Things were worse the following afternoon. She could not believe her ears — the impudence of that Omprakash, boldly asking Maneck, “You want to come with us for tea?” And worst of all, on Maneck’s face glimmered the inclination to say yes. Time to step in, she decided.

“He has his tea here. With me.” There was ice in Dina’s voice.

“Yes, but maybe… maybe just for today I can go out, Aunty?”

She said if he wanted to waste his parents’ payment for boarding and lodging, it was fine with her.

At the Vishram Vegetarian Hotel the air was alive with hearty cooking smells. Maneck felt he had only to stick out his tongue to sample the menu. His stomach rumbled hungrily.

They sat at the solitary table and ordered three teas. The spills from countless spicy meals had imparted a pungent varnish to the wood. Ishvar took the packet of beedis from his pocket and offered it to Maneck.

“No, thanks. I don’t smoke.”

The tailors lit up. “She won’t let us smoke at our machines,” said Om. “And now the room is so crowded with her bed also in there. Place is like a dingy godown.”

“So what?” said Ishvar. “It’s not as if you have to run around in it catching goats or something.”

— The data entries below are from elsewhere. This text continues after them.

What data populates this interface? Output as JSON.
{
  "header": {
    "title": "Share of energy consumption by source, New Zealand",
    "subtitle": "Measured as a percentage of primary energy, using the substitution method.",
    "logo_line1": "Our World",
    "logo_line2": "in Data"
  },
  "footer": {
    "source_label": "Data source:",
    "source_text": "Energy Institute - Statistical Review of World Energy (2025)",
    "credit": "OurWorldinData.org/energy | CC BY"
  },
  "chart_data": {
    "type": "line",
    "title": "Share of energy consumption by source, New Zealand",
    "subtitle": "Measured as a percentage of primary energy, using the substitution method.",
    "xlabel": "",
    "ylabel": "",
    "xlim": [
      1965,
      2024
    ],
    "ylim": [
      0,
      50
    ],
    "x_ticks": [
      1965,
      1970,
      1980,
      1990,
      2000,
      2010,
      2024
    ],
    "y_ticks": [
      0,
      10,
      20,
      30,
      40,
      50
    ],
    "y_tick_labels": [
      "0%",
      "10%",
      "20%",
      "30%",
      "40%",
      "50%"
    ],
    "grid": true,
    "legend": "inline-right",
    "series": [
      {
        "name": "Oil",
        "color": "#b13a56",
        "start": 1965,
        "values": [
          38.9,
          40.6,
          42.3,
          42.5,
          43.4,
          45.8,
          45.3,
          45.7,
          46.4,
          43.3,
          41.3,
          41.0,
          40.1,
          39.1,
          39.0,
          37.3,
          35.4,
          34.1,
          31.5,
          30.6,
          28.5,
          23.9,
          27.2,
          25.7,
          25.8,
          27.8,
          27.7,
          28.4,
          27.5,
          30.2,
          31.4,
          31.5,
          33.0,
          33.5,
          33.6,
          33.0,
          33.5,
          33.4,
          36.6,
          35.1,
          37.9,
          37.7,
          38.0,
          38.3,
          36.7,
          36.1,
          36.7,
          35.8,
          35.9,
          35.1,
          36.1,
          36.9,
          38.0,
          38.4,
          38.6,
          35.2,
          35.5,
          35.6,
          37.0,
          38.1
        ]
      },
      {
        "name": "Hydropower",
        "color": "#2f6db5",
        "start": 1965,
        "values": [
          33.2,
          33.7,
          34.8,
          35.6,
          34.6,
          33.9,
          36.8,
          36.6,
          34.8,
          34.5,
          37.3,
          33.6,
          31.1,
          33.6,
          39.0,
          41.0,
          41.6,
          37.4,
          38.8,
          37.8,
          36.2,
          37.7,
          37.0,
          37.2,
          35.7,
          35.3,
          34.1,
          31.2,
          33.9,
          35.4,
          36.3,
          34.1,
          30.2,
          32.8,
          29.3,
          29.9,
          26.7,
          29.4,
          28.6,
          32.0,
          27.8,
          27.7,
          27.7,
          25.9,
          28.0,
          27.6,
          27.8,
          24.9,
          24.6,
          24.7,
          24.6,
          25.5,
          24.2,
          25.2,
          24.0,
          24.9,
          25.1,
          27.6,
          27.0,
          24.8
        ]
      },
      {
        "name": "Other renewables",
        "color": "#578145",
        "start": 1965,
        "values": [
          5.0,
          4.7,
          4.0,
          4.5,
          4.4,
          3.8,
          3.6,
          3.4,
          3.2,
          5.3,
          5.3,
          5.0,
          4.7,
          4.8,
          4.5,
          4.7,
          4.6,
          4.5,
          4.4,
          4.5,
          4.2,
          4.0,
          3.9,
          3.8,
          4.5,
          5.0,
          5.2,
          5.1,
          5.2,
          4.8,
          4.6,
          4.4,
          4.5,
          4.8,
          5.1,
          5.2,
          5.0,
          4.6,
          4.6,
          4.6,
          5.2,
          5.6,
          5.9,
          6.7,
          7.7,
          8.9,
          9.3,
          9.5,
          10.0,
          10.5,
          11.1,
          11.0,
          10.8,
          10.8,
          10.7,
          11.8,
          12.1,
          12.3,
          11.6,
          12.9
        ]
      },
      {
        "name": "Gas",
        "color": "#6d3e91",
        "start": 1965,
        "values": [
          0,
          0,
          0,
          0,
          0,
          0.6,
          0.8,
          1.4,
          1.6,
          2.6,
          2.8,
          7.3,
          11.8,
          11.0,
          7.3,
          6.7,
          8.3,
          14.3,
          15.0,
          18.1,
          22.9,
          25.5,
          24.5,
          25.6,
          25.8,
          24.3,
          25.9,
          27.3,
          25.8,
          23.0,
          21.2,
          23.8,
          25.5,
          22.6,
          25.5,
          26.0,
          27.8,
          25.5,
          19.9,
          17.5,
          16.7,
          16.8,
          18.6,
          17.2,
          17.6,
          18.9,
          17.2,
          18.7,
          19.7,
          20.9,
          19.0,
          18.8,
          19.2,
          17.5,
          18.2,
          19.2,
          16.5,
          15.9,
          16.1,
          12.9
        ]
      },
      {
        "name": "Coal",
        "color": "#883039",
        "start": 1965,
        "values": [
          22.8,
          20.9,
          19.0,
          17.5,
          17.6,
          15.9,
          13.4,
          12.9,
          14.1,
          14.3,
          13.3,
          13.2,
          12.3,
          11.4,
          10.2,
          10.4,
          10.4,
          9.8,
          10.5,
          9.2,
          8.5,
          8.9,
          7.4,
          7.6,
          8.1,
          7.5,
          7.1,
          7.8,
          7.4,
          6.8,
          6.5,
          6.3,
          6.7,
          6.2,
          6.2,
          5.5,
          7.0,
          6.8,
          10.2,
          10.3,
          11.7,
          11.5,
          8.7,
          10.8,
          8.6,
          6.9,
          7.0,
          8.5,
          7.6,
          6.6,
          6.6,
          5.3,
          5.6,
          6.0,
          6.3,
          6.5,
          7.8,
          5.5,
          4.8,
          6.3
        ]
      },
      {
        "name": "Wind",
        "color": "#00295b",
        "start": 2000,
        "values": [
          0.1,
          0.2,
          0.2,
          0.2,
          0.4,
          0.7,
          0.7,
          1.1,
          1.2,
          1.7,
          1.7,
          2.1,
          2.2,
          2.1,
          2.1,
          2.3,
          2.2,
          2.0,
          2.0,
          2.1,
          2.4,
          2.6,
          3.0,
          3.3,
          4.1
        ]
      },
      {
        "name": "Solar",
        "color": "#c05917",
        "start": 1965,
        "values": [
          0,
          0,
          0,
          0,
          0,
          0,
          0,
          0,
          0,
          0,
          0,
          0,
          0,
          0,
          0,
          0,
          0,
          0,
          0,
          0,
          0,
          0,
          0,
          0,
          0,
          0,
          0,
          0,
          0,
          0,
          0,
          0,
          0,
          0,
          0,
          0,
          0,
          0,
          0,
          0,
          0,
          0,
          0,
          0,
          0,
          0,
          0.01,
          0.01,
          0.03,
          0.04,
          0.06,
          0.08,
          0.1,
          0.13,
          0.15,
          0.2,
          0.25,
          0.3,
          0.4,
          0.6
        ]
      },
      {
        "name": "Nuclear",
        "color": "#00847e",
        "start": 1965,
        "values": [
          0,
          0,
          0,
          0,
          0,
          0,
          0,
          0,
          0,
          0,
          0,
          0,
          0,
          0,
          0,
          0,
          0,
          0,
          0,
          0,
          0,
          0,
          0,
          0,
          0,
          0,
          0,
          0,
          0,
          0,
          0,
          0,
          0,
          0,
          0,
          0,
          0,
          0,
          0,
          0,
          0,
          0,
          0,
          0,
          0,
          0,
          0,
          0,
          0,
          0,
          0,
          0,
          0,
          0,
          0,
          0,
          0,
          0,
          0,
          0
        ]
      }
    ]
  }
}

The cook in one corner of the restaurant was working within a circle of pots and pans. They could see their tea simmering in an open kettle. Three roaring stoves sent clouds of greasy smoke to the ceiling. Flames licked the black bottom of a huge karai full of boiling oil, bubbling dangerously and ready for frying. A drop of sweat from the cook’s shining brow fell into the oil; it spat viciously.

“You like your room?” asked Ishvar.

“Oh yes. Much better than the hostel.”

“We also found a place,” said Om. “At first I hated it, but now it’s all right. There are some nice people living near us.”

“You must come visit one day,” said Ishvar.

“Sure. Is it far?”

“Not very. Takes about forty-five minutes by train.” The teas arrived with a splash, the cups sitting in little brown-puddled saucers. Ishvar slurped from the saucer. Om poured his puddle back into the cup and sipped. Maneck followed his example.

“And how is college?”

Maneck made a wry face. “Hopeless. But I’ll have to finish it somehow, to please my parents. Then home I go, on the first train.”

“Soon as we collect some money, we’re also going back,” said Ishvar, coughing and hawking. “To find a wife for Om. Hahn, my nephew?”

“I don’t want marriage,” he scowled. “How many times to tell you.”

“Look at that sour-lime face. Come on, finish your tea, time’s up.” Ishvar got up to leave. The boys swallowed the last draughts and tumbled out of the little tea shop after him. They hurried back to Dina’s flat, past the beggar on his rolling platform.

“Remember him?” said Om to Maneck. “We saw him on the first day. He’s become our friend now. We pass him every day, and he waves to us.”

“O babu!” sang the beggar. “Aray babu! O big paisawalla babu!” He smiled at the trio, rattling his begging tin. Maneck tinkled into it the small change from the Vishram.

“What’s that smell?” Dina leaned forward angrily to sniff Maneck’s shirt. “Were you smoking with those two?”

“No,” he whispered, embarrassed that they would hear in the back room.

“Be honest. I stand in your parents’ place.”

“No, Aunty! They were smoking, and I was sitting next to them, that’s all.”

“If I ever catch you, I will write straight to your mummy, I’m warning you. Now tell me, did they say anything else about yesterday? The real reason they were absent?”

“No.”

“What did you talk about?”

He resented the cross-examination. “Nothing much. This and that.”

She did not pursue it, snubbed by his taciturnity. “There’s another thing you better be warned about. Omprakash has lice.”